28. Golden State Warriors — Noah Goad (@NoahG423)
Pick: Jacob Evans (Freshman, Texas Tech)
Position: Small Forward | Height: 6-6 | Weight: 200 | Age: 21.0
Last Year’s Statistics: 13.0 points, 4.7 rebounds, 3.1 assists
How Evans fits in Golden State… It was kind of surprising that the Warriors elected to take a wing player considering the depth that they have there already, especially with as high caliber of a big man as Mitchell Robinson still on the board. However, with the amount of time Kevin Durant spent playing the five in the postseason, along with recurring injuries to Andre Iguodala, may mean that Evans could get more playing time than anticipated. Expect him to bounce between the two and three off the bench.

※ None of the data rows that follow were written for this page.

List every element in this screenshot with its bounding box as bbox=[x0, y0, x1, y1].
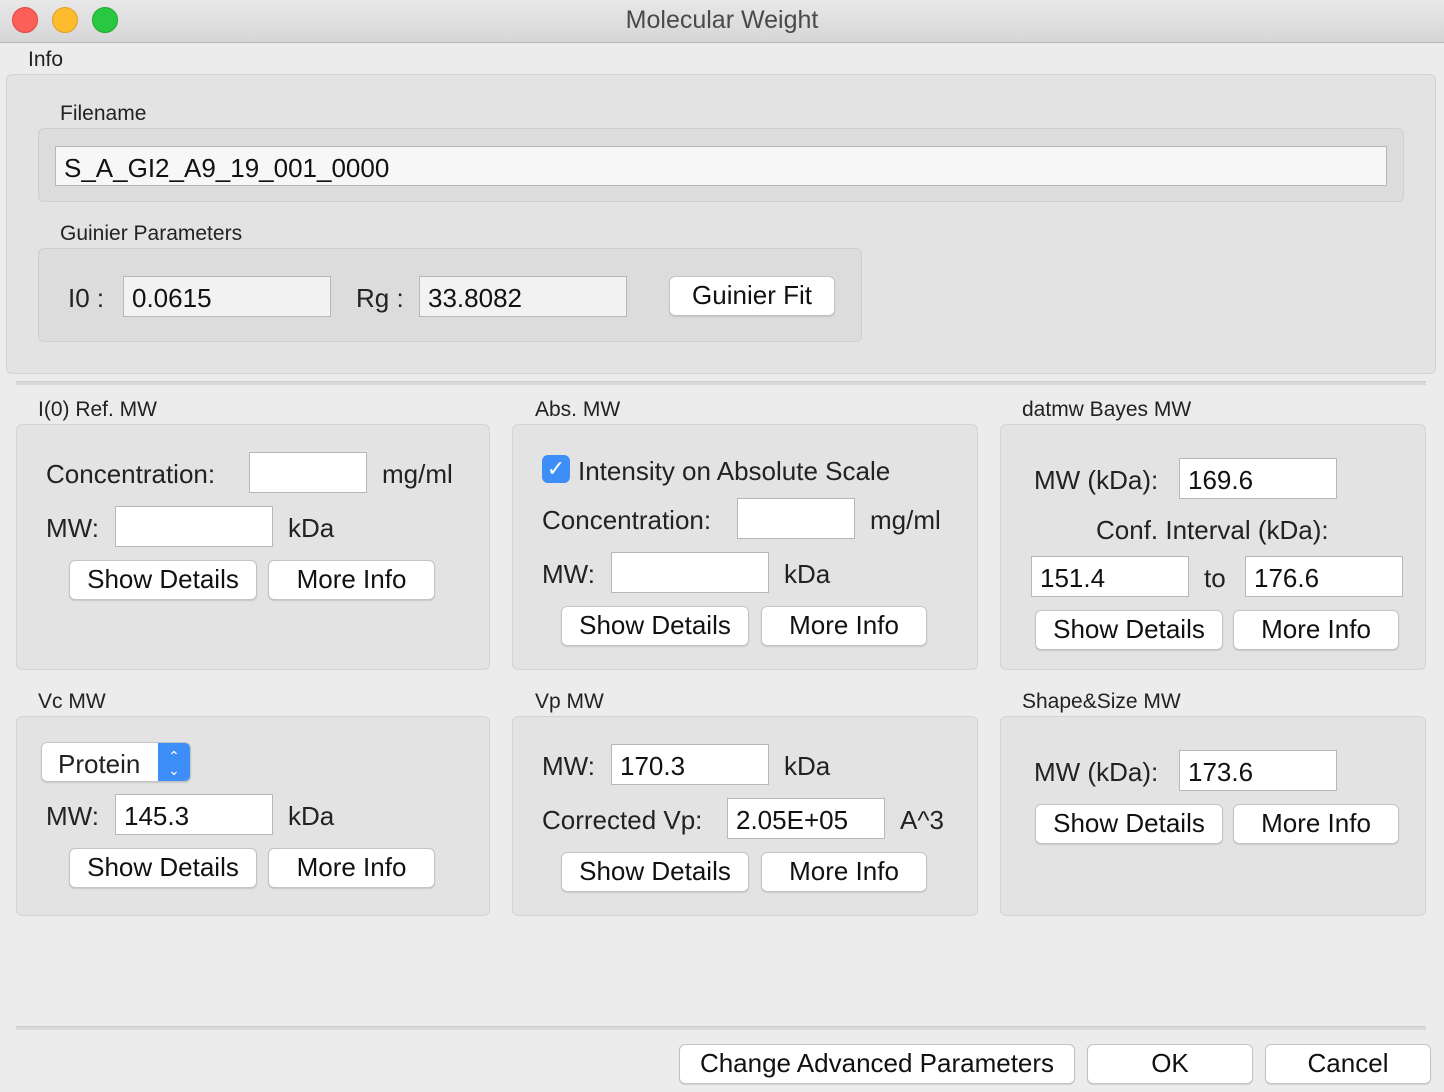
abs-mw-unit: kDa bbox=[784, 559, 831, 589]
conf-interval-low-field[interactable]: 151.4 bbox=[1031, 556, 1189, 597]
guinier-parameters-label: Guinier Parameters bbox=[60, 222, 243, 245]
shape-size-mw-label: MW (kDa): bbox=[1034, 757, 1159, 787]
abs-concentration-unit: mg/ml bbox=[870, 505, 941, 535]
datmw-mw-field[interactable]: 169.6 bbox=[1179, 458, 1337, 499]
vp-mw-label: MW: bbox=[542, 751, 595, 781]
corrected-vp-field[interactable]: 2.05E+05 bbox=[727, 798, 885, 839]
filename-field[interactable]: S_A_GI2_A9_19_001_0000 bbox=[55, 146, 1387, 186]
vp-title: Vp MW bbox=[535, 690, 604, 713]
i0-ref-mw-field[interactable] bbox=[115, 506, 273, 547]
shape-size-title: Shape&Size MW bbox=[1022, 690, 1181, 713]
vc-title: Vc MW bbox=[38, 690, 106, 713]
shape-size-more-info-button[interactable]: More Info bbox=[1233, 804, 1399, 844]
vc-type-select[interactable]: Protein ⌃ ⌄ bbox=[41, 742, 191, 782]
i0-label: I0 : bbox=[68, 283, 105, 313]
i0-ref-title: I(0) Ref. MW bbox=[38, 398, 157, 421]
corrected-vp-label: Corrected Vp: bbox=[542, 805, 703, 835]
conf-interval-to-label: to bbox=[1204, 563, 1226, 593]
i0-ref-concentration-field[interactable] bbox=[249, 452, 367, 493]
i0-ref-more-info-button[interactable]: More Info bbox=[268, 560, 435, 600]
conf-interval-label: Conf. Interval (kDa): bbox=[1096, 515, 1329, 545]
i0-ref-show-details-button[interactable]: Show Details bbox=[69, 560, 257, 600]
up-down-chevron-icon: ⌃ ⌄ bbox=[158, 743, 190, 781]
abs-concentration-label: Concentration: bbox=[542, 505, 712, 535]
rg-field[interactable]: 33.8082 bbox=[419, 276, 627, 317]
i0-field[interactable]: 0.0615 bbox=[123, 276, 331, 317]
abs-concentration-field[interactable] bbox=[737, 498, 855, 539]
vc-mw-unit: kDa bbox=[288, 801, 335, 831]
abs-title: Abs. MW bbox=[535, 398, 621, 421]
abs-mw-label: MW: bbox=[542, 559, 595, 589]
vc-mw-label: MW: bbox=[46, 801, 99, 831]
abs-more-info-button[interactable]: More Info bbox=[761, 606, 927, 646]
change-advanced-parameters-button[interactable]: Change Advanced Parameters bbox=[679, 1044, 1075, 1084]
i0-ref-mw-label: MW: bbox=[46, 513, 99, 543]
guinier-fit-button[interactable]: Guinier Fit bbox=[669, 276, 835, 316]
absolute-scale-checkbox[interactable]: ✓ bbox=[542, 455, 570, 483]
window-title: Molecular Weight bbox=[625, 6, 819, 34]
conf-interval-high-field[interactable]: 176.6 bbox=[1245, 556, 1403, 597]
checkmark-icon: ✓ bbox=[546, 456, 566, 481]
shape-size-show-details-button[interactable]: Show Details bbox=[1035, 804, 1223, 844]
rg-label: Rg : bbox=[356, 283, 404, 313]
info-section-label: Info bbox=[28, 48, 64, 71]
vp-mw-unit: kDa bbox=[784, 751, 831, 781]
separator-bottom bbox=[16, 1026, 1426, 1030]
filename-label: Filename bbox=[60, 102, 147, 125]
corrected-vp-unit: A^3 bbox=[900, 805, 945, 835]
datmw-title: datmw Bayes MW bbox=[1022, 398, 1192, 421]
datmw-show-details-button[interactable]: Show Details bbox=[1035, 610, 1223, 650]
title-bar: Molecular Weight bbox=[0, 0, 1444, 43]
absolute-scale-label: Intensity on Absolute Scale bbox=[578, 456, 891, 486]
datmw-more-info-button[interactable]: More Info bbox=[1233, 610, 1399, 650]
ok-button[interactable]: OK bbox=[1087, 1044, 1253, 1084]
i0-ref-concentration-unit: mg/ml bbox=[382, 459, 453, 489]
vp-more-info-button[interactable]: More Info bbox=[761, 852, 927, 892]
vc-more-info-button[interactable]: More Info bbox=[268, 848, 435, 888]
abs-mw-field[interactable] bbox=[611, 552, 769, 593]
separator-top bbox=[16, 381, 1426, 385]
datmw-mw-label: MW (kDa): bbox=[1034, 465, 1159, 495]
vc-show-details-button[interactable]: Show Details bbox=[69, 848, 257, 888]
vc-mw-field[interactable]: 145.3 bbox=[115, 794, 273, 835]
vc-type-select-value: Protein bbox=[58, 749, 141, 779]
abs-show-details-button[interactable]: Show Details bbox=[561, 606, 749, 646]
vp-show-details-button[interactable]: Show Details bbox=[561, 852, 749, 892]
i0-ref-concentration-label: Concentration: bbox=[46, 459, 216, 489]
shape-size-mw-field[interactable]: 173.6 bbox=[1179, 750, 1337, 791]
cancel-button[interactable]: Cancel bbox=[1265, 1044, 1431, 1084]
vp-mw-field[interactable]: 170.3 bbox=[611, 744, 769, 785]
i0-ref-mw-unit: kDa bbox=[288, 513, 335, 543]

29. Brooklyn Nets — Noah Goad (@NoahG423)
Pick: Dzanan Musa (Cedevita/Bosnia & Herzegovina)
Position: Small Forward | Height: 6-9 | Weight: 195 | Age: 19.1
Last Year’s Statistics: 12.5 points, 3.5 rebounds, 1.9 assists
How Musa fits in Brooklyn… Though Musa isn’t physically imposing, he has a great work ethic and possesses a high basketball IQ. He is a leader in the locker room and has the type of personality that will help strengthen the Net’s chemistry. With not much depth at the three spot, Musa could work his way into the starting five sooner than later. For now, he will earn his minutes off the bench.

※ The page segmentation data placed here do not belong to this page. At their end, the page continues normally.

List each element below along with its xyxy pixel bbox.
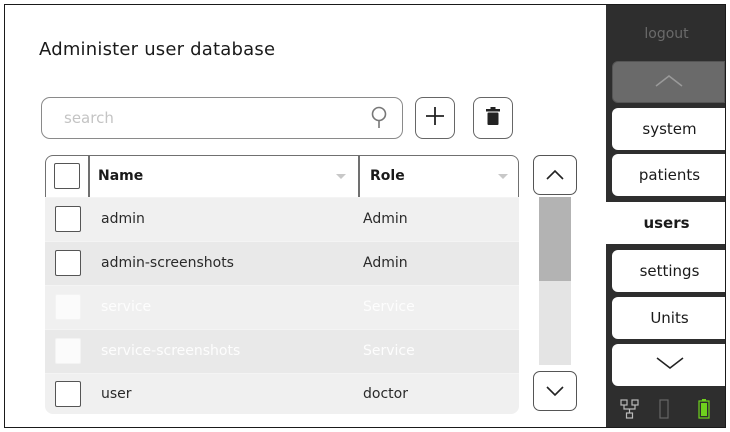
table-row: service Service <box>45 285 519 330</box>
user-name: admin-screenshots <box>101 255 234 271</box>
scroll-down-button[interactable] <box>533 371 577 411</box>
user-table: Name Role admin Admin admin-screenshots … <box>45 155 519 414</box>
delete-user-button[interactable] <box>473 97 513 139</box>
sidebar-item-patients[interactable]: patients <box>612 154 725 196</box>
sidebar: logout system patients users settings Un… <box>606 5 725 427</box>
search-input[interactable]: search <box>41 97 403 139</box>
user-role: Service <box>363 343 415 359</box>
chevron-up-icon <box>654 73 684 92</box>
sidebar-item-users[interactable]: users <box>606 202 725 244</box>
page-title: Administer user database <box>39 39 276 60</box>
column-header-name[interactable]: Name <box>98 168 143 184</box>
column-header-role[interactable]: Role <box>370 168 405 184</box>
row-checkbox <box>55 338 81 364</box>
sort-role-caret[interactable] <box>498 174 508 179</box>
row-checkbox[interactable] <box>55 206 81 232</box>
logout-button[interactable]: logout <box>606 26 725 42</box>
row-checkbox[interactable] <box>55 250 81 276</box>
trash-icon <box>486 107 500 129</box>
select-all-checkbox[interactable] <box>54 163 80 189</box>
user-name: user <box>101 386 132 402</box>
table-row: service-screenshots Service <box>45 329 519 374</box>
chevron-down-icon <box>545 382 565 401</box>
user-name: service-screenshots <box>101 343 241 359</box>
plus-icon <box>424 105 446 131</box>
battery-icon <box>698 399 710 423</box>
app-window: Administer user database search Name Rol… <box>4 4 726 428</box>
sidebar-scroll-up-button[interactable] <box>612 61 725 103</box>
table-row[interactable]: admin Admin <box>45 197 519 242</box>
scroll-thumb[interactable] <box>539 197 571 281</box>
search-placeholder: search <box>64 109 114 127</box>
table-header: Name Role <box>45 155 519 197</box>
table-row[interactable]: admin-screenshots Admin <box>45 241 519 286</box>
chevron-up-icon <box>545 166 565 185</box>
table-row[interactable]: user doctor <box>45 373 519 414</box>
sidebar-item-units[interactable]: Units <box>612 297 725 339</box>
user-role: Admin <box>363 211 408 227</box>
row-checkbox[interactable] <box>55 381 81 407</box>
chevron-down-icon <box>655 356 685 374</box>
row-checkbox <box>55 294 81 320</box>
table-scrollbar[interactable] <box>533 155 577 413</box>
user-role: doctor <box>363 386 408 402</box>
network-icon <box>620 399 640 423</box>
sort-name-caret[interactable] <box>336 174 346 179</box>
add-user-button[interactable] <box>415 97 455 139</box>
user-role: Service <box>363 299 415 315</box>
search-icon[interactable] <box>370 106 388 134</box>
sidebar-scroll-down-button[interactable] <box>612 344 725 386</box>
user-name: service <box>101 299 152 315</box>
device-icon <box>658 399 670 423</box>
sidebar-item-settings[interactable]: settings <box>612 250 725 292</box>
user-name: admin <box>101 211 145 227</box>
sidebar-item-system[interactable]: system <box>612 108 725 150</box>
user-role: Admin <box>363 255 408 271</box>
scroll-up-button[interactable] <box>533 155 577 195</box>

30. Atlanta Hawks — Zachary Swiecicki (@zachswies)
Pick: Omari Spellman (Freshman, Villanova)
Position: Power Forward | Height: 6-9 | Weight: 255 | Age: 20.9
Last Year’s Statistics: 10.9 points, 8.0 rebounds, 1.5 blocks
How Spellman fits in Atlanta… As the Hawks try to fit all of the puzzle pieces together to make a “Warriors 2.0”-type roster, Spellman slots in as the Draymond Green of Atlanta. Shooting 43.3-percent on 150 3-point attempts after redshirting his first year at Villanova, he was a key contributor in their national championship run. He drastically changed his body and his game — as Green did in his time at MSU — but still has room to grow. His effort and energy were infectious for his Wildcat teammates…the Green comparisons can go on. Depending on how Atlanta would like to configure their lineup, Spellman can enter as their starting or backup power forward from day one.